In our opinion, metal-enhanced fluorescence from light-deposited silver can have numerous applications in analytical chemistry, medical diagnostics, and biotechnology. One immediate application could be to micro-fluidic devices such as the “lab on a chip”.^25–29 In these devices there are typically spatially separate mixing and detector locations.
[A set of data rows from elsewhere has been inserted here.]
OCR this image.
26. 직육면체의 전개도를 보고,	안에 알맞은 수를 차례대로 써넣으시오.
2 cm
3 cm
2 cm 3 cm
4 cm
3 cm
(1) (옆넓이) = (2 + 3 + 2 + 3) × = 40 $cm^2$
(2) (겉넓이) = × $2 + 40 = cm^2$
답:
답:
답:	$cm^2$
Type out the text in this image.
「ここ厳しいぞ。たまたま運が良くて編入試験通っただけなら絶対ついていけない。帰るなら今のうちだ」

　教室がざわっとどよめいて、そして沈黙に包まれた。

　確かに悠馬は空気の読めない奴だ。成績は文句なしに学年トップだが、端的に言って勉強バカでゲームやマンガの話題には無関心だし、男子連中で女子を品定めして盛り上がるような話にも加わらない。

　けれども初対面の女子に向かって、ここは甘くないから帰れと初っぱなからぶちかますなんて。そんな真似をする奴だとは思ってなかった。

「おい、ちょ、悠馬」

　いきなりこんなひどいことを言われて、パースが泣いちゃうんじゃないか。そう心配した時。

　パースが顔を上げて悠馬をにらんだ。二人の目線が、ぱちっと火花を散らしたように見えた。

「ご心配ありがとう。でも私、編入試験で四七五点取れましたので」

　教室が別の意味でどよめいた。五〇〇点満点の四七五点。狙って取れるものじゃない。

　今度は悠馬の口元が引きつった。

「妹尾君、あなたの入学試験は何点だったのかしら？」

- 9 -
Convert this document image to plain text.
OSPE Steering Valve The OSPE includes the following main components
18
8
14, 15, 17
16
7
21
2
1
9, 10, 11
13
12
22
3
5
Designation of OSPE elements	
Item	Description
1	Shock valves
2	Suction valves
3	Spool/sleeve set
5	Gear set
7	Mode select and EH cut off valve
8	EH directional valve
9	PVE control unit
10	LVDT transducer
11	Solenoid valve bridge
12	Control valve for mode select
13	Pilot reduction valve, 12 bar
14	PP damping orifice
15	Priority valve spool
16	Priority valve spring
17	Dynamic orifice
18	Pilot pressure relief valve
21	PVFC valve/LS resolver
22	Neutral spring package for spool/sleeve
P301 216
One can imagine the detection areas being illuminated to deposit silver for increased detection sensitivity, particularly for low-quantum-yield fluorophores, which are preferentially enhanced near silver particles.^1–4,30 This approach could also be applied to other fluorescence systems such as flow DNA analysis or single-molecule DNA sequencing.^31–34

Another potential application of light-deposited silver could be on gene chips or DNA arrays.^35,36 In this application, photolithography is already in use for spatially directed synthesis of the DNA oligomers.³⁷ Hence, it may be possible to introduce illumination steps that would deposit silver at the desired locations. Alternatively, methods are known for microcontact printing of silane reagents onto glass, providing the desired spatial distribution of amino groups.³⁸ One could then illuminate the entire device and obtain deposition of the colloids on the amine-coated regions. Our observation of enhanced fluorescence with light-deposited silver extends the range of applications of metal-enhanced fluorescence.